“We have a higher deficit with China now than we did before.”
That was former Vice President Joe Biden in the first presidential debate versus President Donald Trump, claiming that the U.S. trade in goods deficit with China is greater now than it was four years ago.
Here’s the problem. It’s just not true.
In 2019, the trade deficit with China was $345.2 billion, down from its 2015 level of $367.3 billion, a 6 percent drop, according to data from the U.S. Census Bureau. That came as the President’s 25 percent tariffs on $250 billion of Chinese goods and another 7.5 percent on the remaining $300 billion of goods were taking effect.
On top of that, in the first seven months of 2020, the trade deficit with China was down another 18 percent to $163.36 billion from its $199.5 billion level in 2019, and down 19.8 percent from its $203.9 billion level in 2015.
Nominally, that is the lowest level since 2011.
And it’s all because President Trump got tough with China on trade. Biden wishes he had Trump’s record on trade.
More than any other issue, it was President Trump’s America first position on trade deals that helped to put him over the top in the Electoral College in the Rust Belt states of Pennsylvania, Michigan, Ohio and Wisconsin by uniting union and conservative households and creating bipartisan support for Trump’s presidential bid in 2016.
Democrats had forgotten about blue collar workers, a traditional constituency of the party, and Hillary Clinton paid for it dearly against Trump.
Meaning, Democrats’ number one priority for 2020 was to nominate a candidate who could neutralize Trump’s advantage on the trade issue and more broadly his strength on the economy.

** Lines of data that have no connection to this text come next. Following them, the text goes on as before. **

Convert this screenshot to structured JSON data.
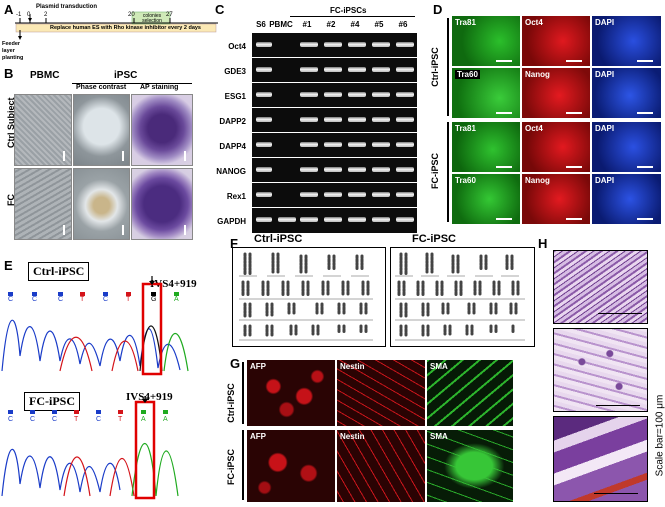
{
  "panels": {
    "A": {
      "label": "A",
      "plasmid": "Plasmid transduction",
      "days": [
        "-1",
        "0",
        "2",
        "20",
        "27"
      ],
      "colonies": "colonies selection",
      "feeder": "Feeder layer planting",
      "replace": "Replace human ES with Rho kinase inhibitor every 2 days"
    },
    "B": {
      "label": "B",
      "pbmc": "PBMC",
      "ipsc": "iPSC",
      "phase": "Phase contrast",
      "ap": "AP staining",
      "rows": [
        "Ctrl Subject",
        "FC"
      ]
    },
    "C": {
      "label": "C",
      "lanes": [
        "S6",
        "PBMC",
        "#1",
        "#2",
        "#4",
        "#5",
        "#6"
      ],
      "group": "FC-iPSCs",
      "genes": [
        "Oct4",
        "GDE3",
        "ESG1",
        "DAPP2",
        "DAPP4",
        "NANOG",
        "Rex1",
        "GAPDH"
      ]
    },
    "D": {
      "label": "D",
      "rows": [
        "Ctrl-iPSC",
        "FC-iPSC"
      ],
      "tiles": [
        [
          "Tra81",
          "Oct4",
          "DAPI"
        ],
        [
          "Tra60",
          "Nanog",
          "DAPI"
        ],
        [
          "Tra81",
          "Oct4",
          "DAPI"
        ],
        [
          "Tra60",
          "Nanog",
          "DAPI"
        ]
      ]
    },
    "E": {
      "label": "E",
      "ctrl": "Ctrl-iPSC",
      "fc": "FC-iPSC",
      "site": "IVS4+919",
      "seq_ctrl": [
        "C",
        "C",
        "C",
        "T",
        "C",
        "T",
        "G",
        "A"
      ],
      "seq_fc": [
        "C",
        "C",
        "C",
        "T",
        "C",
        "T",
        "A",
        "A"
      ]
    },
    "F": {
      "label": "F",
      "ctrl": "Ctrl-iPSC",
      "fc": "FC-iPSC"
    },
    "G": {
      "label": "G",
      "rows": [
        "Ctrl-iPSC",
        "FC-iPSC"
      ],
      "markers": [
        "AFP",
        "Nestin",
        "SMA"
      ]
    },
    "H": {
      "label": "H",
      "scale": "Scale bar=100 μm"
    }
  },
  "colors": {
    "green": "#1faa1f",
    "red": "#d4141a",
    "blue": "#1a3cc8",
    "highlight": "#e00000"
  }
}
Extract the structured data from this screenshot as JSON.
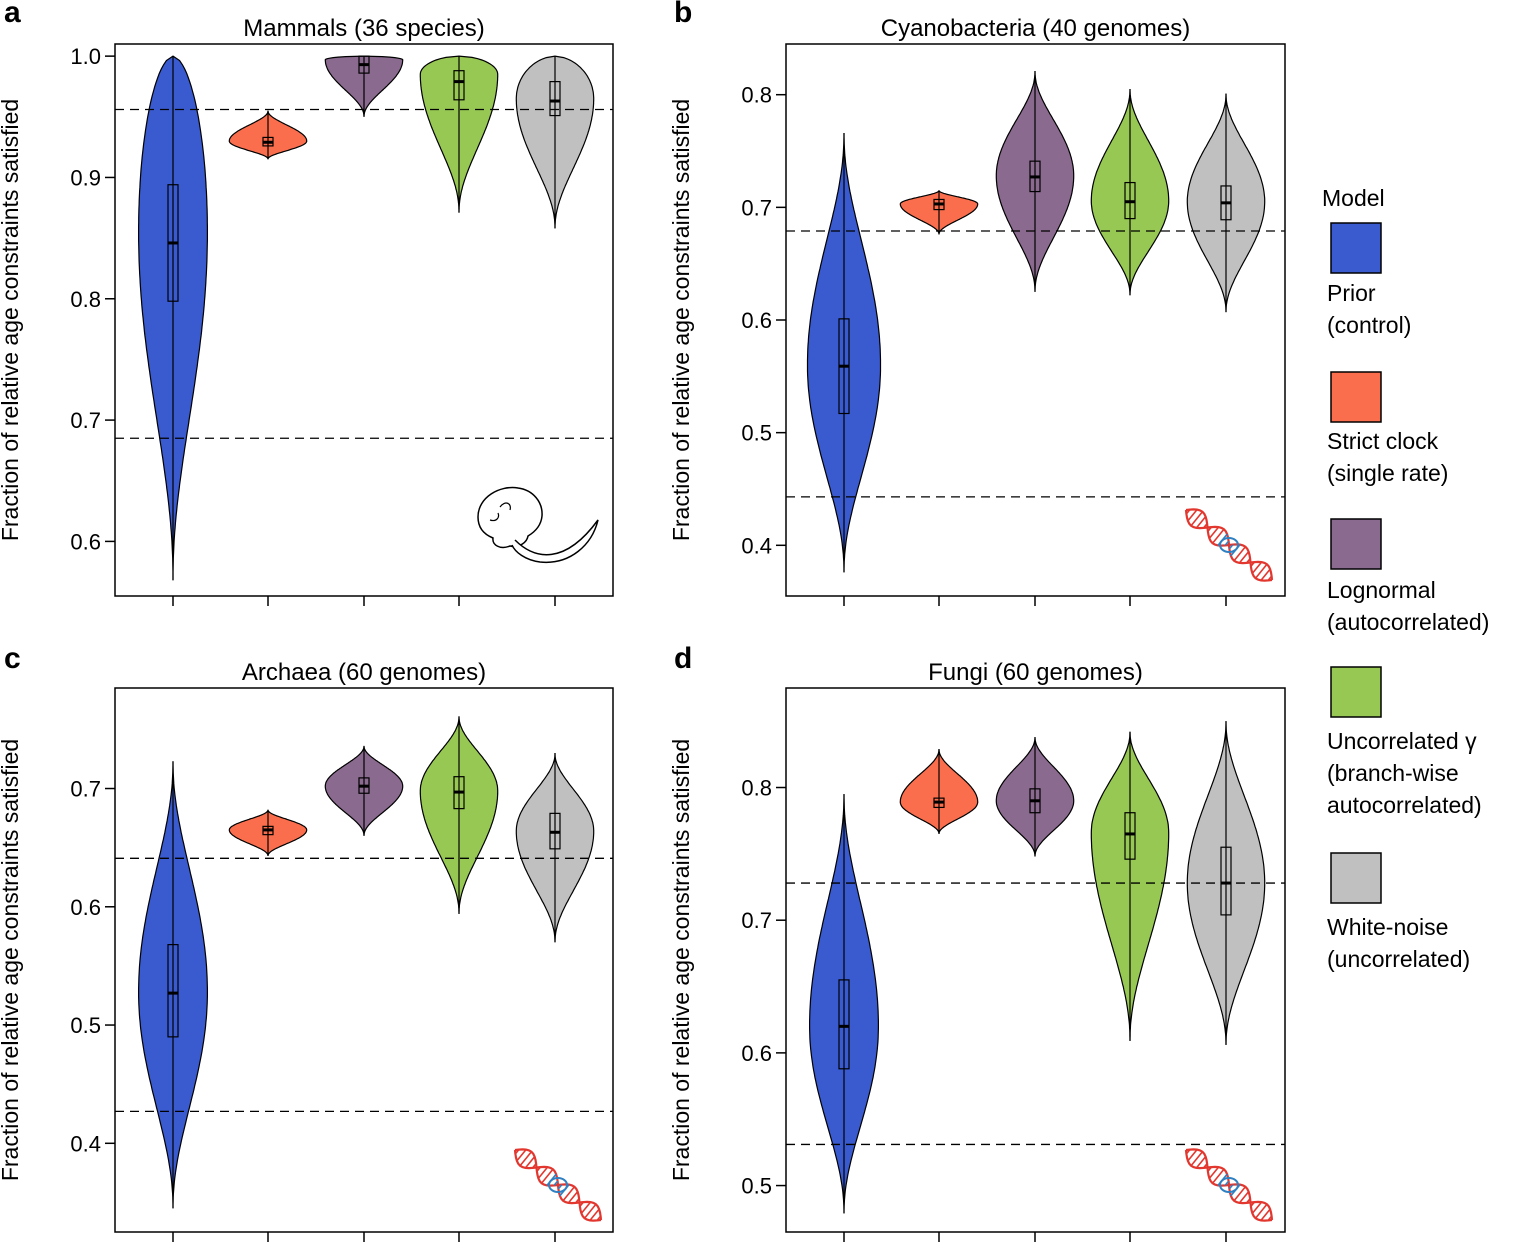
{
  "figure": {
    "y_axis_label": "Fraction of relative age constraints satisfied",
    "legend_title": "Model"
  },
  "legend": [
    {
      "line1": "Prior",
      "line2": "(control)",
      "color": "#3a5bd0"
    },
    {
      "line1": "Strict clock",
      "line2": "(single rate)",
      "color": "#fb6e4d"
    },
    {
      "line1": "Lognormal",
      "line2": "(autocorrelated)",
      "color": "#8a6a8e"
    },
    {
      "line1": "Uncorrelated γ",
      "line2": "(branch-wise",
      "line3": "autocorrelated)",
      "color": "#97c853"
    },
    {
      "line1": "White-noise",
      "line2": "(uncorrelated)",
      "color": "#c0c0c0"
    }
  ],
  "chart_data": [
    {
      "type": "violin",
      "panel": "a",
      "title": "Mammals (36 species)",
      "ylabel": "Fraction of relative age constraints satisfied",
      "ylim": [
        0.555,
        1.01
      ],
      "yticks": [
        0.6,
        0.7,
        0.8,
        0.9,
        1.0
      ],
      "ytick_labels": [
        "0.6",
        "0.7",
        "0.8",
        "0.9",
        "1.0"
      ],
      "hlines": [
        0.956,
        0.685
      ],
      "inset_icon": "skull-icon",
      "series": [
        {
          "name": "Prior (control)",
          "min": 0.568,
          "q1": 0.798,
          "median": 0.846,
          "q3": 0.894,
          "max": 1.0,
          "mode": 0.855,
          "width": 0.8
        },
        {
          "name": "Strict clock (single rate)",
          "min": 0.915,
          "q1": 0.926,
          "median": 0.929,
          "q3": 0.933,
          "max": 0.955,
          "mode": 0.93,
          "width": 0.9
        },
        {
          "name": "Lognormal (autocorrelated)",
          "min": 0.95,
          "q1": 0.986,
          "median": 0.993,
          "q3": 1.0,
          "max": 1.0,
          "mode": 0.997,
          "width": 0.9
        },
        {
          "name": "Uncorrelated γ (branch-wise autocorrelated)",
          "min": 0.871,
          "q1": 0.964,
          "median": 0.979,
          "q3": 0.988,
          "max": 1.0,
          "mode": 0.985,
          "width": 0.9
        },
        {
          "name": "White-noise (uncorrelated)",
          "min": 0.858,
          "q1": 0.951,
          "median": 0.963,
          "q3": 0.979,
          "max": 1.0,
          "mode": 0.965,
          "width": 0.9
        }
      ]
    },
    {
      "type": "violin",
      "panel": "b",
      "title": "Cyanobacteria (40 genomes)",
      "ylabel": "Fraction of relative age constraints satisfied",
      "ylim": [
        0.355,
        0.845
      ],
      "yticks": [
        0.4,
        0.5,
        0.6,
        0.7,
        0.8
      ],
      "ytick_labels": [
        "0.4",
        "0.5",
        "0.6",
        "0.7",
        "0.8"
      ],
      "hlines": [
        0.679,
        0.443
      ],
      "inset_icon": "dna-icon",
      "series": [
        {
          "name": "Prior (control)",
          "min": 0.376,
          "q1": 0.517,
          "median": 0.559,
          "q3": 0.601,
          "max": 0.766,
          "mode": 0.56,
          "width": 0.85
        },
        {
          "name": "Strict clock (single rate)",
          "min": 0.676,
          "q1": 0.698,
          "median": 0.703,
          "q3": 0.707,
          "max": 0.715,
          "mode": 0.703,
          "width": 0.9
        },
        {
          "name": "Lognormal (autocorrelated)",
          "min": 0.625,
          "q1": 0.714,
          "median": 0.727,
          "q3": 0.741,
          "max": 0.821,
          "mode": 0.728,
          "width": 0.9
        },
        {
          "name": "Uncorrelated γ (branch-wise autocorrelated)",
          "min": 0.622,
          "q1": 0.69,
          "median": 0.705,
          "q3": 0.722,
          "max": 0.805,
          "mode": 0.706,
          "width": 0.9
        },
        {
          "name": "White-noise (uncorrelated)",
          "min": 0.607,
          "q1": 0.689,
          "median": 0.704,
          "q3": 0.719,
          "max": 0.801,
          "mode": 0.705,
          "width": 0.9
        }
      ]
    },
    {
      "type": "violin",
      "panel": "c",
      "title": "Archaea (60 genomes)",
      "ylabel": "Fraction of relative age constraints satisfied",
      "ylim": [
        0.325,
        0.785
      ],
      "yticks": [
        0.4,
        0.5,
        0.6,
        0.7
      ],
      "ytick_labels": [
        "0.4",
        "0.5",
        "0.6",
        "0.7"
      ],
      "hlines": [
        0.641,
        0.427
      ],
      "inset_icon": "dna-icon",
      "series": [
        {
          "name": "Prior (control)",
          "min": 0.345,
          "q1": 0.49,
          "median": 0.527,
          "q3": 0.568,
          "max": 0.723,
          "mode": 0.528,
          "width": 0.8
        },
        {
          "name": "Strict clock (single rate)",
          "min": 0.643,
          "q1": 0.661,
          "median": 0.665,
          "q3": 0.668,
          "max": 0.682,
          "mode": 0.665,
          "width": 0.9
        },
        {
          "name": "Lognormal (autocorrelated)",
          "min": 0.66,
          "q1": 0.696,
          "median": 0.702,
          "q3": 0.709,
          "max": 0.736,
          "mode": 0.702,
          "width": 0.9
        },
        {
          "name": "Uncorrelated γ (branch-wise autocorrelated)",
          "min": 0.594,
          "q1": 0.683,
          "median": 0.697,
          "q3": 0.71,
          "max": 0.761,
          "mode": 0.698,
          "width": 0.9
        },
        {
          "name": "White-noise (uncorrelated)",
          "min": 0.57,
          "q1": 0.649,
          "median": 0.663,
          "q3": 0.679,
          "max": 0.73,
          "mode": 0.664,
          "width": 0.9
        }
      ]
    },
    {
      "type": "violin",
      "panel": "d",
      "title": "Fungi (60 genomes)",
      "ylabel": "Fraction of relative age constraints satisfied",
      "ylim": [
        0.465,
        0.875
      ],
      "yticks": [
        0.5,
        0.6,
        0.7,
        0.8
      ],
      "ytick_labels": [
        "0.5",
        "0.6",
        "0.7",
        "0.8"
      ],
      "hlines": [
        0.728,
        0.531
      ],
      "inset_icon": "dna-icon",
      "series": [
        {
          "name": "Prior (control)",
          "min": 0.479,
          "q1": 0.588,
          "median": 0.62,
          "q3": 0.655,
          "max": 0.795,
          "mode": 0.62,
          "width": 0.8
        },
        {
          "name": "Strict clock (single rate)",
          "min": 0.765,
          "q1": 0.785,
          "median": 0.789,
          "q3": 0.792,
          "max": 0.829,
          "mode": 0.789,
          "width": 0.9
        },
        {
          "name": "Lognormal (autocorrelated)",
          "min": 0.748,
          "q1": 0.781,
          "median": 0.79,
          "q3": 0.799,
          "max": 0.838,
          "mode": 0.79,
          "width": 0.9
        },
        {
          "name": "Uncorrelated γ (branch-wise autocorrelated)",
          "min": 0.609,
          "q1": 0.746,
          "median": 0.765,
          "q3": 0.781,
          "max": 0.842,
          "mode": 0.766,
          "width": 0.9
        },
        {
          "name": "White-noise (uncorrelated)",
          "min": 0.606,
          "q1": 0.704,
          "median": 0.728,
          "q3": 0.755,
          "max": 0.85,
          "mode": 0.728,
          "width": 0.9
        }
      ]
    }
  ]
}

Instead, they nominated Joe Biden.
Biden voted for the North American Free Trade Agreement (NAFTA) in 1993 and permanent normal trade with China in 2000. And, as Vice President, under former President Barack Obama helped to negotiate the Trans-Pacific Partnership.
As a result, between 2000 to 2016, the U.S. had a $4 trillion of trade in goods deficit with China, costing America more than 6.1 million manufacturing jobs between 1998 and 2010, according to the Bureau of Labor Statistics.
President Trump knocked Biden in the debate, telling the former Vice President, “China ate your lunch, Joe.” He’s right.
Biden also was instrumental in orchestrating sweetheart deal with Chinese President Xi Zinping (then Vice President of China) after meetings in 2011 and 2012 to bring Chinese companies to U.S. investors. This culminated in a 2013 Memorandum of Understanding by the Public Company Accounting Oversight Board (PCAOB overseen by the Securities and Exchange Commission, allowing 156 Chinese companies to be listed on U.S. exchanges with a market capitalization of $1.2 trillion, according to the U.S.-China Economic and Security Review Commission.
This 2013 deal further capitalized production in China using child and forced slave labor. According to the annual report on child and forced labor by the Department of Labor Bureau of International Labor Affairs, any investment in Chinese companies producing textiles are made by child labor, artificial flowers, Christmas decorations, coal, footwear and garments and nails are made by forced labor, and bricks, cotton, electronics, fireworks and toys are made by child and forced labor. The Biden-Xi 2013 deal effectively made Americans slave holders.
In his acceptance speech for the Democratic nomination on Aug. 20, Biden hardly mentioned trade at all. Which is little wonder, he simply does not have a good record on this issue.
In contrast, President Trump ended NAFTA with the renegotiated U.S.-Mexico-Canada Agreement (USMCA), withdrew from the Obama-Biden 12-nation Trans-Pacific Partnership and managed to get China to agree to a phase one trade deal even with the 25 percent tariff on $250 billion of goods and another 7.5 percent on the remaining $300 billion of goods being levied.
As a result, again, the trade deficit with China is down two years in a row to its lowest level since 2011.
The trade pressure by Trump, including leveraging the tariffs and threatening sanctions — the art of the deal — worked to American workers’ advantage, with jobs coming back to the U.S. When Biden had his chance, he sold America out — and given another chance, he’ll do it again.
Robert Romano is the Vice President of Public Policy at Americans for Limited Government.